The droolers at the card game laugh at me and I grab their table and knock it over. Cards and chips rain down all over us and the group of crazies scatter in all directions, screaming and thrashing like a pack of chimpanzees. The orderlies come at me but I put up my hands in surrender. You see, that’s what these orderlies want, a fight. But by surrendering I get to prove my sanity.
“That’s not very nice, Walter,” says the black orderly. “Now pick up the mess you made so your friends can keep playing.”
“All right, all right.” I bend down to pick up the table. “But they ain’t my friends.”

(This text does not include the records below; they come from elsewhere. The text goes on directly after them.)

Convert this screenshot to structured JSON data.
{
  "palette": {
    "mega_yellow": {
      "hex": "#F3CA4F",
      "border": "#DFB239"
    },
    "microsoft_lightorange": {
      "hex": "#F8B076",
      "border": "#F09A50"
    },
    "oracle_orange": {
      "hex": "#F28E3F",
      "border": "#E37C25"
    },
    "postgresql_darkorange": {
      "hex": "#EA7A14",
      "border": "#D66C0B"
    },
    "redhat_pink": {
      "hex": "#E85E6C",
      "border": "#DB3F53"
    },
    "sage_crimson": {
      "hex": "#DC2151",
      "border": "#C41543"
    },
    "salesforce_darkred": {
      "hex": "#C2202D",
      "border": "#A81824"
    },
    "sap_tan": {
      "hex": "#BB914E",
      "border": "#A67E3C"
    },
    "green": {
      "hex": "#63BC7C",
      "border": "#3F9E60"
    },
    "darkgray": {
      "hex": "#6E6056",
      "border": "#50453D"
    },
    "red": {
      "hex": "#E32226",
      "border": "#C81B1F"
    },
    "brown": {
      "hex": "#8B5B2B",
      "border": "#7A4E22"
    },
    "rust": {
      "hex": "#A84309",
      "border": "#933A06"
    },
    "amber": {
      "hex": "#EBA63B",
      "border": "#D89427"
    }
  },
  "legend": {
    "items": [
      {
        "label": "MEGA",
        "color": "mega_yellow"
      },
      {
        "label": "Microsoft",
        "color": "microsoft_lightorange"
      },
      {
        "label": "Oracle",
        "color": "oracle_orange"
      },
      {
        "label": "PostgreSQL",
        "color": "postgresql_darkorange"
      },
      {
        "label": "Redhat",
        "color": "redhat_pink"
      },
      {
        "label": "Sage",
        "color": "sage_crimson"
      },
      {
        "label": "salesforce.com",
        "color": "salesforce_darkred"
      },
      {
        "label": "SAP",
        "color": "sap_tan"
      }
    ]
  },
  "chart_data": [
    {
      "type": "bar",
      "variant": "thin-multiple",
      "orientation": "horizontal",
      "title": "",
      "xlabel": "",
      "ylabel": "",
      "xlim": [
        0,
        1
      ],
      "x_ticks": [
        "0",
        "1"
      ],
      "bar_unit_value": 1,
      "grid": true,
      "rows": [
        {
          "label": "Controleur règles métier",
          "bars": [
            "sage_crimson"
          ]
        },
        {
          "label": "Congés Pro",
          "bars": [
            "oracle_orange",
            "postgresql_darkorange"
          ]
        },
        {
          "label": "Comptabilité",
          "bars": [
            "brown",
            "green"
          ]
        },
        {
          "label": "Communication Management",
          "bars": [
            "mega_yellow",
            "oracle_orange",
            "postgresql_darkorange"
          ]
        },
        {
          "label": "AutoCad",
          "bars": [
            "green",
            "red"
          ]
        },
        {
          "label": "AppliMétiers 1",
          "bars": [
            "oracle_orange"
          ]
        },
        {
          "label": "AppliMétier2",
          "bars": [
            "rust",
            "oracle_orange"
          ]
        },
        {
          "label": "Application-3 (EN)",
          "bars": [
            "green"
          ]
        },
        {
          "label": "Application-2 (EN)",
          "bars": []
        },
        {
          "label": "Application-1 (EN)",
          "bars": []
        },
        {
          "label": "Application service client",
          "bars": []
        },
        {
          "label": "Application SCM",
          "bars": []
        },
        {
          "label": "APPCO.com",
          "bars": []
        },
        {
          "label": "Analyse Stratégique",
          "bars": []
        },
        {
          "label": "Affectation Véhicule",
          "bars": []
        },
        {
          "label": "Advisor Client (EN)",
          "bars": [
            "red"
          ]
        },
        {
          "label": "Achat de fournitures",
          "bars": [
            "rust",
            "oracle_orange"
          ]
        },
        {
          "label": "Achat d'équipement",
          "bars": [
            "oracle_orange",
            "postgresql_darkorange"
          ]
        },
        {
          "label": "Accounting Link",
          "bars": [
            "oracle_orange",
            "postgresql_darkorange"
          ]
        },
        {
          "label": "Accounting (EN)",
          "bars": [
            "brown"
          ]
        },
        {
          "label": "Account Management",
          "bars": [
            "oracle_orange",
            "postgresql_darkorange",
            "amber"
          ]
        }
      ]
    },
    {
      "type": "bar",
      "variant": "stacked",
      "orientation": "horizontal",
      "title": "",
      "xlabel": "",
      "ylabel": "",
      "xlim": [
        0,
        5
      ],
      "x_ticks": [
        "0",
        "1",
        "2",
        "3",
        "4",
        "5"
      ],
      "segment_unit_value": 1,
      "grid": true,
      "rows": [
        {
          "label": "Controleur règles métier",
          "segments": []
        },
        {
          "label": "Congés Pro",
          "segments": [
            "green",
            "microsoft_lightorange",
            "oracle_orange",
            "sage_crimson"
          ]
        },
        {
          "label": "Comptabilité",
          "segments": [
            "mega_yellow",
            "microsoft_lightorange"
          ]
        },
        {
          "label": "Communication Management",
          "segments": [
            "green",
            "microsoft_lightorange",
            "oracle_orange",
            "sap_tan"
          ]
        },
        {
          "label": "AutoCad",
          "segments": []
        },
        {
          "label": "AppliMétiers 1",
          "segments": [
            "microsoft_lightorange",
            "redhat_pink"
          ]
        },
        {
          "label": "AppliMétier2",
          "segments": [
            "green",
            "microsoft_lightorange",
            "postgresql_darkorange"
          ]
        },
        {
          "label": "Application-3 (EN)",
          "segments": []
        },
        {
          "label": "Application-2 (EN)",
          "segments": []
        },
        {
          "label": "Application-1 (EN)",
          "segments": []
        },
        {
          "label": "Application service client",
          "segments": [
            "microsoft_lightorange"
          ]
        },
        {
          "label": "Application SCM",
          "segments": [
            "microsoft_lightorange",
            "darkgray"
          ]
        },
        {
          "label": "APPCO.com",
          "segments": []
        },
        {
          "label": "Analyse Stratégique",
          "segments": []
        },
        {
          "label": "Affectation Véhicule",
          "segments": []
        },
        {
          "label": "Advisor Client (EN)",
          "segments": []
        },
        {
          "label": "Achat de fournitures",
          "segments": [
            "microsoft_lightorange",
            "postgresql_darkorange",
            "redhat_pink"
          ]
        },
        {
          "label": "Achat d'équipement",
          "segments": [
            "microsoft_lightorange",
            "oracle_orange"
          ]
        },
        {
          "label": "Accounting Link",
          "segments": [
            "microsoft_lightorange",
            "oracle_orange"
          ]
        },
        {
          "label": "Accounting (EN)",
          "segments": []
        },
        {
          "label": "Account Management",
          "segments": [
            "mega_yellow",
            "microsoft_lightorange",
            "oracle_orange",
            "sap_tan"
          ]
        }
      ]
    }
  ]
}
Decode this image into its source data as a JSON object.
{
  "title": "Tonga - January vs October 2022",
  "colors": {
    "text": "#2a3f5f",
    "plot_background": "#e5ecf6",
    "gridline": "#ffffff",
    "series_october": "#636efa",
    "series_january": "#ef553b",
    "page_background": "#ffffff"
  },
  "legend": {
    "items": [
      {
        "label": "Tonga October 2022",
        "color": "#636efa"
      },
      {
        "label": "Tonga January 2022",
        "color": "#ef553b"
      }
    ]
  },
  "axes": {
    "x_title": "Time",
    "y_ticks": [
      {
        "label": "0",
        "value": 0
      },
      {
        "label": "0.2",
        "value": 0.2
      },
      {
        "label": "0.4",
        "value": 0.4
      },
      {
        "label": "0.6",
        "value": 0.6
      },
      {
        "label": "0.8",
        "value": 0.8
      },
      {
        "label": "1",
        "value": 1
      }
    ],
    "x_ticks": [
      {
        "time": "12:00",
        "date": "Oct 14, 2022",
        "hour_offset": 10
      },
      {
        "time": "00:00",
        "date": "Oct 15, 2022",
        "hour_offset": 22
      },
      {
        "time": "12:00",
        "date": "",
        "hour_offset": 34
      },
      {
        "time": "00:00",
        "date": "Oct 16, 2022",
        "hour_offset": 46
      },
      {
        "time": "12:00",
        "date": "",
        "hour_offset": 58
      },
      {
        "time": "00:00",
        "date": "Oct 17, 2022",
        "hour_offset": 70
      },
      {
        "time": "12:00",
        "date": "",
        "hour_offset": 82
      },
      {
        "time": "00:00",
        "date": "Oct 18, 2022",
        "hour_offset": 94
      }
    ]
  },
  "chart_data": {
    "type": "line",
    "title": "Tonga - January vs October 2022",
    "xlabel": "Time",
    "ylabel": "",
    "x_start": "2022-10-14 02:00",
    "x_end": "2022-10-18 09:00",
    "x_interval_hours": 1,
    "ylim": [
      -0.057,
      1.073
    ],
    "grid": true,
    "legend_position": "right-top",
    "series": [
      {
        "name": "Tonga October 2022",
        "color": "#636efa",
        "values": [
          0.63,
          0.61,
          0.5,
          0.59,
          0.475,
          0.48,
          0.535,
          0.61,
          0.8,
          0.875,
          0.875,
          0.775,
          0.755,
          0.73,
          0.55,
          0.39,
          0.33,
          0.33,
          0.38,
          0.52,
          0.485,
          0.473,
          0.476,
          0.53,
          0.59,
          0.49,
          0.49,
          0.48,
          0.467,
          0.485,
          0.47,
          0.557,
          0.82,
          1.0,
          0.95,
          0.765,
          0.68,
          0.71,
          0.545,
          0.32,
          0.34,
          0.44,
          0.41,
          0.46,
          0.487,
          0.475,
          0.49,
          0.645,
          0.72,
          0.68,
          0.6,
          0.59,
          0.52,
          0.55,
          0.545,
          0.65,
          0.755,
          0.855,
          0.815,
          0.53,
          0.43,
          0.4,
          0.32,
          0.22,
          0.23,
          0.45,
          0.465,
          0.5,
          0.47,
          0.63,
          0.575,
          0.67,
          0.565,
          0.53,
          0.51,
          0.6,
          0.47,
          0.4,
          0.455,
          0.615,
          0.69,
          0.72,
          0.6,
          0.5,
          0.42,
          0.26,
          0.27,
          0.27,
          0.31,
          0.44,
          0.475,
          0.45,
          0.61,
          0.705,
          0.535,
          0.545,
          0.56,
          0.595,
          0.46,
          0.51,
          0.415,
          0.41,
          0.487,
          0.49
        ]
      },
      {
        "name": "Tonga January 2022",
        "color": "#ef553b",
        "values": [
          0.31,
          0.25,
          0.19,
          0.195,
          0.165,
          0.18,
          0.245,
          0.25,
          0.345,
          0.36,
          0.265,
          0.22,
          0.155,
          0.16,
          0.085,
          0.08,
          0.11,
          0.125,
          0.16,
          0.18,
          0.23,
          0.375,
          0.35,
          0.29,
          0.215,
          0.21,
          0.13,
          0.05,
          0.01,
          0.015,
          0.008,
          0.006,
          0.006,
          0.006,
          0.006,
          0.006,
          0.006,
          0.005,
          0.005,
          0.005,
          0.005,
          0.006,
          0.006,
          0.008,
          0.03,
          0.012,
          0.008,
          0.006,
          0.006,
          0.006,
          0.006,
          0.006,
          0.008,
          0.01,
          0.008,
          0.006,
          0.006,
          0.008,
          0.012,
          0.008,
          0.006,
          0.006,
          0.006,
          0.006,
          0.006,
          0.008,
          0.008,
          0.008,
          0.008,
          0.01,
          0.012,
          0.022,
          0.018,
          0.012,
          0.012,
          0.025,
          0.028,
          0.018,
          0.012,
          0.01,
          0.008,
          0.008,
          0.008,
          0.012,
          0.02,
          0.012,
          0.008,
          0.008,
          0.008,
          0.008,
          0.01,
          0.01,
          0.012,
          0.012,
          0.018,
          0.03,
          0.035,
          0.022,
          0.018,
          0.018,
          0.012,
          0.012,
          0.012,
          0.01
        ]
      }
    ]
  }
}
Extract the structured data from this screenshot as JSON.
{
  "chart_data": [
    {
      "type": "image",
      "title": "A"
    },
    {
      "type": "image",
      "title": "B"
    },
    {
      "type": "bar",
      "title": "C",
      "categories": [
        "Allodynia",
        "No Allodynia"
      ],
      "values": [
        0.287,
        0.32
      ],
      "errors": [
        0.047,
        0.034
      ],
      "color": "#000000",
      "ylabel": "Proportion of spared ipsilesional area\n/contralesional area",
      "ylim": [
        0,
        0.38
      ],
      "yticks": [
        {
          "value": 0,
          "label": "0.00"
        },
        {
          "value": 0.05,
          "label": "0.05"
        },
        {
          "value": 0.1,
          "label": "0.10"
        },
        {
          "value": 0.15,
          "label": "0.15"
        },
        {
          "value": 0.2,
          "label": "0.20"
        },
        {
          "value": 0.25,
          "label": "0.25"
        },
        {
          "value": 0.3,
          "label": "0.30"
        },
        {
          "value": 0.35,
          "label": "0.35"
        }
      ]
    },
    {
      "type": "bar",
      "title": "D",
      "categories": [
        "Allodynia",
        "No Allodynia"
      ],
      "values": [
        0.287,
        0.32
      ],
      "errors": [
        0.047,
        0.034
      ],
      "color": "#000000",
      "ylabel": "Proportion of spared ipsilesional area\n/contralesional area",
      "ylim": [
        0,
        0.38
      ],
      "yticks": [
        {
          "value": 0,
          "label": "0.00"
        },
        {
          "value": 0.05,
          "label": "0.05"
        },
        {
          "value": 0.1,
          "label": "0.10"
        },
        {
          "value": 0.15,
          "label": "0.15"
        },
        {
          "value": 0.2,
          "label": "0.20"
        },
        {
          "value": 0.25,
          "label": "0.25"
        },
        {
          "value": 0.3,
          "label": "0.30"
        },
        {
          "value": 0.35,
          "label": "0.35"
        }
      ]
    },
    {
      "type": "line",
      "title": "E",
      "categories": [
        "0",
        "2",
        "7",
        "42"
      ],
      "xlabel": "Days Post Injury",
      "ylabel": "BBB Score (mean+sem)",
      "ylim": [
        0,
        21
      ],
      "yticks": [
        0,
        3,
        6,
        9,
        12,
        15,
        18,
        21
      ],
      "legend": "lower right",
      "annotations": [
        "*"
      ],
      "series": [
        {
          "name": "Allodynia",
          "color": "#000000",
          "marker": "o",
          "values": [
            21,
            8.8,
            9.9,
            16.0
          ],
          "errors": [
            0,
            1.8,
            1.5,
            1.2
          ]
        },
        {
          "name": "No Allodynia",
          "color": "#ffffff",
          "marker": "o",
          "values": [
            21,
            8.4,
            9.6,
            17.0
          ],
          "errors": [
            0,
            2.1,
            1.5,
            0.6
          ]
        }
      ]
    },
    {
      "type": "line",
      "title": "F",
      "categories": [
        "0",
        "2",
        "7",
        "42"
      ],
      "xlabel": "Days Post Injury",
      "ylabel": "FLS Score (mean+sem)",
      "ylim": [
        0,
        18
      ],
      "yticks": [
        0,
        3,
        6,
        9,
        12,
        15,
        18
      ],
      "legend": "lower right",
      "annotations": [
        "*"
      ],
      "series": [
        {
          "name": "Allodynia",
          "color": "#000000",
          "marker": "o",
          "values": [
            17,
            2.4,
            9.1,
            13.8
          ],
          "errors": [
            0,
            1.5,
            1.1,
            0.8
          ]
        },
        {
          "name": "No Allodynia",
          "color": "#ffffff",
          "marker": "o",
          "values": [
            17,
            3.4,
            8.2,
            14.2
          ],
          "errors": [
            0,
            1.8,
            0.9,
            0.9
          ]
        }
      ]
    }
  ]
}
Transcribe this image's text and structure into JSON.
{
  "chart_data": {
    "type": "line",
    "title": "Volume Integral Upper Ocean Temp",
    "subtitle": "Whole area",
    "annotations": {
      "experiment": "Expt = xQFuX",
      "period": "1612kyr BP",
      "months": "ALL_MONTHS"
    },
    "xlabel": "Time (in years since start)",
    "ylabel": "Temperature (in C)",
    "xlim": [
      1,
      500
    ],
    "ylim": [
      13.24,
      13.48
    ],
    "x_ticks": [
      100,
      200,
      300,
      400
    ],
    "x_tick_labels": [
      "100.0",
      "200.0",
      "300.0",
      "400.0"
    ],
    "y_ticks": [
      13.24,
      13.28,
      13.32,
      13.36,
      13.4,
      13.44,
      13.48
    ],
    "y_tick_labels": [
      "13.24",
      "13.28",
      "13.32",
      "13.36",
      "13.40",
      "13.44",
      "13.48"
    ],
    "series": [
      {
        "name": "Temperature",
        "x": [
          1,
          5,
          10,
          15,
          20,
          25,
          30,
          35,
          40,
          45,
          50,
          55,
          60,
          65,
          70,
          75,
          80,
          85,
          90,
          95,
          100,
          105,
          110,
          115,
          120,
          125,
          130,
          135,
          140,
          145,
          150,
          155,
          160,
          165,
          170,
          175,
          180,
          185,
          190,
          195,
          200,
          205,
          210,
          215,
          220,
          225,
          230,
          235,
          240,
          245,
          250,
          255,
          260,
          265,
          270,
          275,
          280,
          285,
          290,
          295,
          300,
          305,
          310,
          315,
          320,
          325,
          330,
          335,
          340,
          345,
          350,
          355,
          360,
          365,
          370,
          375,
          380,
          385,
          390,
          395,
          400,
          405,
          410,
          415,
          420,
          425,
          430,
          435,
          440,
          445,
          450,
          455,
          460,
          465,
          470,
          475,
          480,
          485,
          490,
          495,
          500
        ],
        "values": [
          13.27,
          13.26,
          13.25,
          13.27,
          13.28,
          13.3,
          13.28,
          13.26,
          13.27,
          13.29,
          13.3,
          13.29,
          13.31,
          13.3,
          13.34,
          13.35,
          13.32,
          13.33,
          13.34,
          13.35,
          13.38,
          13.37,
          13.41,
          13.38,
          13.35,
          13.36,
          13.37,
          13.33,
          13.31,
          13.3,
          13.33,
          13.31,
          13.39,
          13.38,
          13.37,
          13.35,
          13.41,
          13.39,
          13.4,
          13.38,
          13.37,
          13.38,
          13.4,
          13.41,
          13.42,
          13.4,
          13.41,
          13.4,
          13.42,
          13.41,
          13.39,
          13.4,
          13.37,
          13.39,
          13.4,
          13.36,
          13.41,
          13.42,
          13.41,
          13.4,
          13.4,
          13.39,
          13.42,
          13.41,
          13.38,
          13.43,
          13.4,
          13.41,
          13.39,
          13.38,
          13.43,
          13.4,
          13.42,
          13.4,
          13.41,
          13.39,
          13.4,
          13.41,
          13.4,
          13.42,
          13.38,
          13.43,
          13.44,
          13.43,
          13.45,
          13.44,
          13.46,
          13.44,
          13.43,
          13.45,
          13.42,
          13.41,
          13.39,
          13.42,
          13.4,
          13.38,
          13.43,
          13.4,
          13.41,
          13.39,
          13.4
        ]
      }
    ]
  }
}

I look outside and the little black girl under the oak tree is crying. Jackie Boy is sitting at our bench, watching the birds. His uniform is unbuttoned this time and the smell of gunpowder creeps up my nostrils. He trembles like a Parkinson’s patient and looks much paler than usual. I sit down next to him.
“Way to keep your c-composure, padre,” he says, breathing into his cupped hands. His breath is visible in the cold. We stare at the little black girl who’s wiping her tears off with her pajamas.
“What do you think she wants?” I ask.
“I dunno.”
“Well ask her then. Don’t you dead folk have a network of communication?”
“There are limits. I can’t just waltz wherever I w-want to. I’ve tried leaving the hospital but I can’t.”
“Why here? Why don’t you go haunt your ex girlfriend or something?”
“I dunno how these things work. You think I w-wanna be here? I could be at a titty bar right now, but no instead I’m stick with your c-crazy ass.”
Jackie lets out an agonizing cough.
“What’s wrong with you?” I ask, the smell of gunpowder growing pungent. “You look deader than usual.”
“I’m…I’m just so f-fucking cold.”
“You’re always cold.”
“No…b-but this time…this time it’s d-different. I’m not well.”
“Of course not. You’re dead.”
“I don’t feel so good, man.”
“That’s the afterlife catching up on you. About time too.”
“Ah fuck you, Walt.”
With a rush of cold air, Jackie Boy from EZ company is gone like a blown out candle. He does this magic trick when he gets angry. That’s how Jackie handles an uncomfortable situation, he bails. He’s a runner. Don’t worry, Jackie Boy, my weak friend. I’ll be joining you soon.